V Flow image—helical flow. Vector arrowheads demonstrate rotational microstreaming associated with helical flow patterns in the internal carotid artery.
Flow separation, the result of architectural and pressure changes associated with areas of arterial expansion, such as is seen at bifurcations, is routinely demonstrated with CDI. However, reversal of individual microstreams within the area of separation is more distinctly defined with VFI (Figure 8). Turbulent flow, the chaotic breakdown of predictable flow patterns into randomly directed microstreams jetting about within a vessel, is also nicely demonstrated with CDI. Again, however, VFI provides a more exact delineation of individual hemodynamic events occurring within the turbulent pool (Figure 9). In each of these examples, as individual vectors are encoded with absolute velocity values, quantification of flow parameters within the ROI is an achievable possibility.
V Flow image—flow separation. Architectural and pressure changes in the carotid bifurcation result in an area of flow separation (reversal) in the bulb presented as lower velocity (blue) vectors with arrow heads pointed to the right, while main flow column arrowheads are directed to the left (toward the patient’s head).

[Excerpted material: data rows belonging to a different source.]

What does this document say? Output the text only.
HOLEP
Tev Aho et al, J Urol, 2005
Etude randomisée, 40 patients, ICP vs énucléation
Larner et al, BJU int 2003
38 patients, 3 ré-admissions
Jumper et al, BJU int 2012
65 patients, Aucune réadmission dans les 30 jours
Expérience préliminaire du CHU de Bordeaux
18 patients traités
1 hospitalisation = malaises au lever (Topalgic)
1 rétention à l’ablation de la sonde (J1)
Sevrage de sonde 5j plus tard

V Flow image—turbulence. Randomly directed microstreams, displayed as multidirectional vector arrowheads, identified within an area of poststenotic turbulence in the proximal internal carotid artery (yellow circle).

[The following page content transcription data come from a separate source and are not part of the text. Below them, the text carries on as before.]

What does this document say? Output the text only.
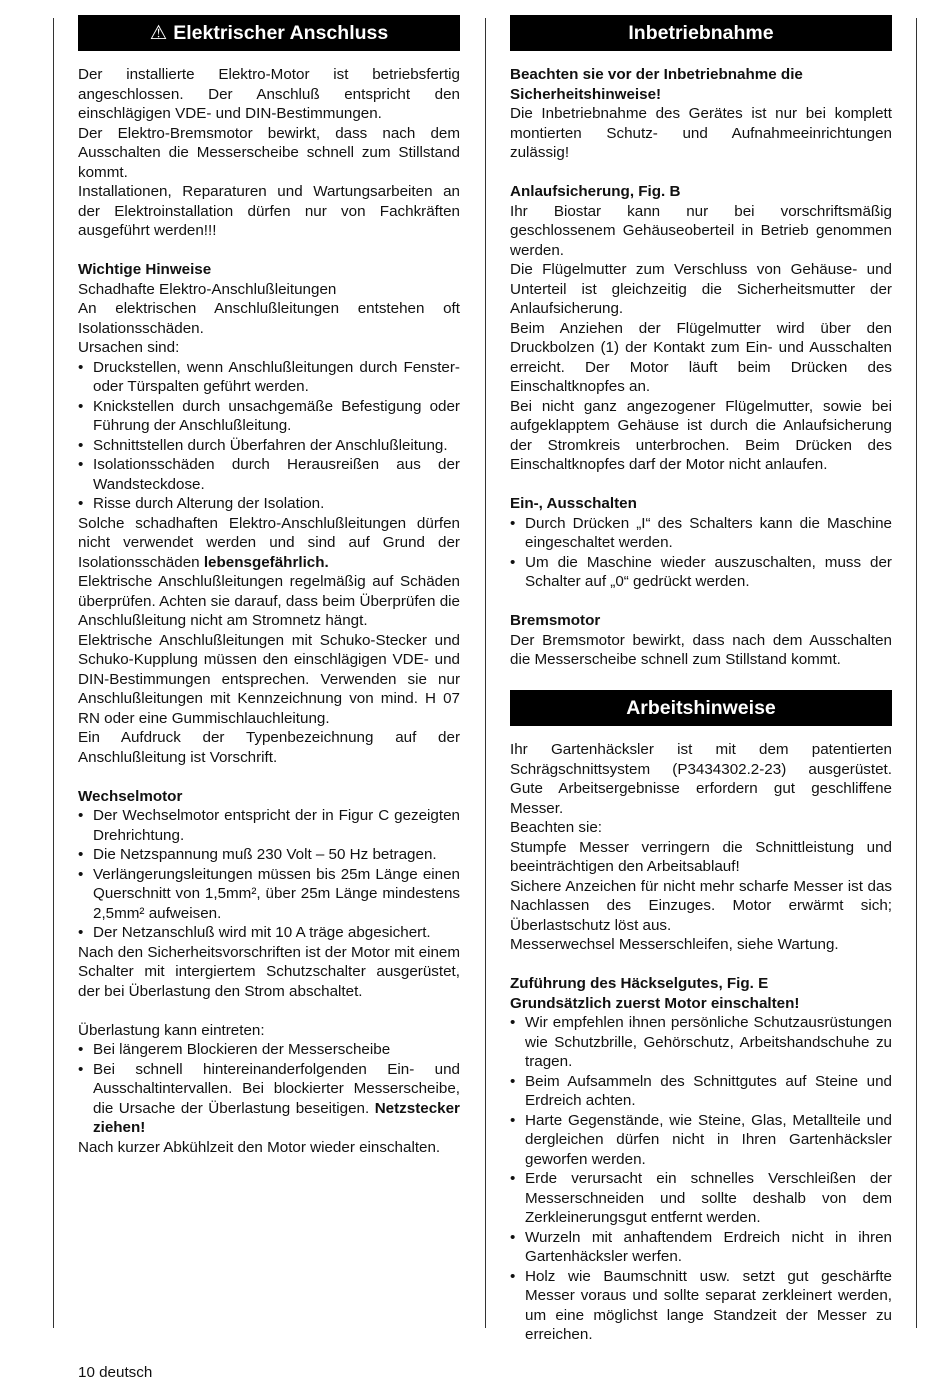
⚠ Elektrischer Anschluss

Der installierte Elektro-Motor ist betriebsfertig angeschlossen. Der Anschluß entspricht den einschlägigen VDE- und DIN-Bestimmungen.

Der Elektro-Bremsmotor bewirkt, dass nach dem Ausschalten die Messerscheibe schnell zum Stillstand kommt.

Installationen, Reparaturen und Wartungsarbeiten an der Elektroinstallation dürfen nur von Fachkräften ausgeführt werden!!!

Wichtige Hinweise

Schadhafte Elektro-Anschlußleitungen

An elektrischen Anschlußleitungen entstehen oft Isolationsschäden.

Ursachen sind:

• Druckstellen, wenn Anschlußleitungen durch Fenster- oder Türspalten geführt werden.
• Knickstellen durch unsachgemäße Befestigung oder Führung der Anschlußleitung.
• Schnittstellen durch Überfahren der Anschlußleitung.
• Isolationsschäden durch Herausreißen aus der Wandsteckdose.
• Risse durch Alterung der Isolation.

Solche schadhaften Elektro-Anschlußleitungen dürfen nicht verwendet werden und sind auf Grund der Isolationsschäden lebensgefährlich.

Elektrische Anschlußleitungen regelmäßig auf Schäden überprüfen. Achten sie darauf, dass beim Überprüfen die Anschlußleitung nicht am Stromnetz hängt.

Elektrische Anschlußleitungen mit Schuko-Stecker und Schuko-Kupplung müssen den einschlägigen VDE- und DIN-Bestimmungen entsprechen. Verwenden sie nur Anschlußleitungen mit Kennzeichnung von mind. H 07 RN oder eine Gummischlauchleitung.

Ein Aufdruck der Typenbezeichnung auf der Anschlußleitung ist Vorschrift.

Wechselmotor
• Der Wechselmotor entspricht der in Figur C gezeigten Drehrichtung.
• Die Netzspannung muß 230 Volt – 50 Hz betragen.
• Verlängerungsleitungen müssen bis 25m Länge einen Querschnitt von 1,5mm², über 25m Länge mindestens 2,5mm² aufweisen.
• Der Netzanschluß wird mit 10 A träge abgesichert.

Nach den Sicherheitsvorschriften ist der Motor mit einem Schalter mit intergiertem Schutzschalter ausgerüstet, der bei Überlastung den Strom abschaltet.

Überlastung kann eintreten:

• Bei längerem Blockieren der Messerscheibe
• Bei schnell hintereinanderfolgenden Ein- und Ausschaltintervallen. Bei blockierter Messerscheibe, die Ursache der Überlastung beseitigen. Netzstecker ziehen!

Nach kurzer Abkühlzeit den Motor wieder einschalten.

Inbetriebnahme
Beachten sie vor der Inbetriebnahme die Sicherheitshinweise!

Die Inbetriebnahme des Gerätes ist nur bei komplett montierten Schutz- und Aufnahmeeinrichtungen zulässig!

Anlaufsicherung, Fig. B

Ihr Biostar kann nur bei vorschriftsmäßig geschlossenem Gehäuseoberteil in Betrieb genommen werden.

Die Flügelmutter zum Verschluss von Gehäuse- und Unterteil ist gleichzeitig die Sicherheitsmutter der Anlaufsicherung.

Beim Anziehen der Flügelmutter wird über den Druckbolzen (1) der Kontakt zum Ein- und Ausschalten erreicht. Der Motor läuft beim Drücken des Einschaltknopfes an.

Bei nicht ganz angezogener Flügelmutter, sowie bei aufgeklapptem Gehäuse ist durch die Anlaufsicherung der Stromkreis unterbrochen. Beim Drücken des Einschaltknopfes darf der Motor nicht anlaufen.

Ein-, Ausschalten
• Durch Drücken „I“ des Schalters kann die Maschine eingeschaltet werden.
• Um die Maschine wieder auszuschalten, muss der Schalter auf „0“ gedrückt werden.
Bremsmotor

Der Bremsmotor bewirkt, dass nach dem Ausschalten die Messerscheibe schnell zum Stillstand kommt.

Arbeitshinweise

Ihr Gartenhäcksler ist mit dem patentierten Schrägschnittsystem (P3434302.2-23) ausgerüstet. Gute Arbeitsergebnisse erfordern gut geschliffene Messer.

Beachten sie:

Stumpfe Messer verringern die Schnittleistung und beeinträchtigen den Arbeitsablauf!

Sichere Anzeichen für nicht mehr scharfe Messer ist das Nachlassen des Einzuges. Motor erwärmt sich; Überlastschutz löst aus.

Messerwechsel Messerschleifen, siehe Wartung.

Zuführung des Häckselgutes, Fig. E
Grundsätzlich zuerst Motor einschalten!
• Wir empfehlen ihnen persönliche Schutzausrüstungen wie Schutzbrille, Gehörschutz, Arbeitshandschuhe zu tragen.
• Beim Aufsammeln des Schnittgutes auf Steine und Erdreich achten.
• Harte Gegenstände, wie Steine, Glas, Metallteile und dergleichen dürfen nicht in Ihren Gartenhäcksler geworfen werden.
• Erde verursacht ein schnelles Verschleißen der Messerschneiden und sollte deshalb von dem Zerkleinerungsgut entfernt werden.
• Wurzeln mit anhaftendem Erdreich nicht in ihren Gartenhäcksler werfen.
• Holz wie Baumschnitt usw. setzt gut geschärfte Messer voraus und sollte separat zerkleinert werden, um eine möglichst lange Standzeit der Messer zu erreichen.
10 deutsch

Data and application validity
While ultrasound VFI offers the potential for a quicker, more user-friendly, and accurate method of obtaining and quantifying peripheral arterial hemodynamic states, several caveats must be entertained. First, as an emerging technology, the accuracy and clinical utility of the quantitative data obtained must be ascertained. Until larger studies, both in vitro and in vivo, can be conducted to validate discrete velocity values, these numbers cannot be used interchangeably with long-standing and well-established values obtained using spectral pulsed Doppler methods. For instance, VFI velocity values cannot, as of this writing, be used to replace spectral Doppler values used in grading a carotid stenosis. Nor can VFI flow volume estimations be used to replace those currently used in scenarios where these values are integral to patient management decisions. Second, while potential applications in routine clinical practice do include quicker and more reliable identification of highest velocity jets in areas of focal arterial stenoses; estimation of arterial wall shear stress; and improved evaluation and surveillance of arteriovenous fistulae, VFI protocols and data output must undergo rigorous, large, multicenter trials to establish the efficacy and validity of this emerging sonographic modality.18,19
Conclusion
Simple, accurate, and reliable quantification of arterial blood flow has long been a desired output of clinical vascular ultrasound evaluation. Inherent constraints imposed by the physical principles of Doppler ultrasound and conventional sonographic imaging architecture have precluded full realization of this goal. VFI, which utilizes several advanced ultrasound instrumentation methods, is an emerging technology that offers the potential for overcoming conventional reliability, accuracy, and reproducibility limitations. Clinical utility and efficacy of VFI in specific vascular applications has yet to be demonstrated. As it currently stands, VFI can complement CDI and spectral Doppler measurements in certain clinical scenarios. However, additional multicenter clinical studies on large and diverse patient populations must be conducted before VFI can be accepted as a diagnostic standard.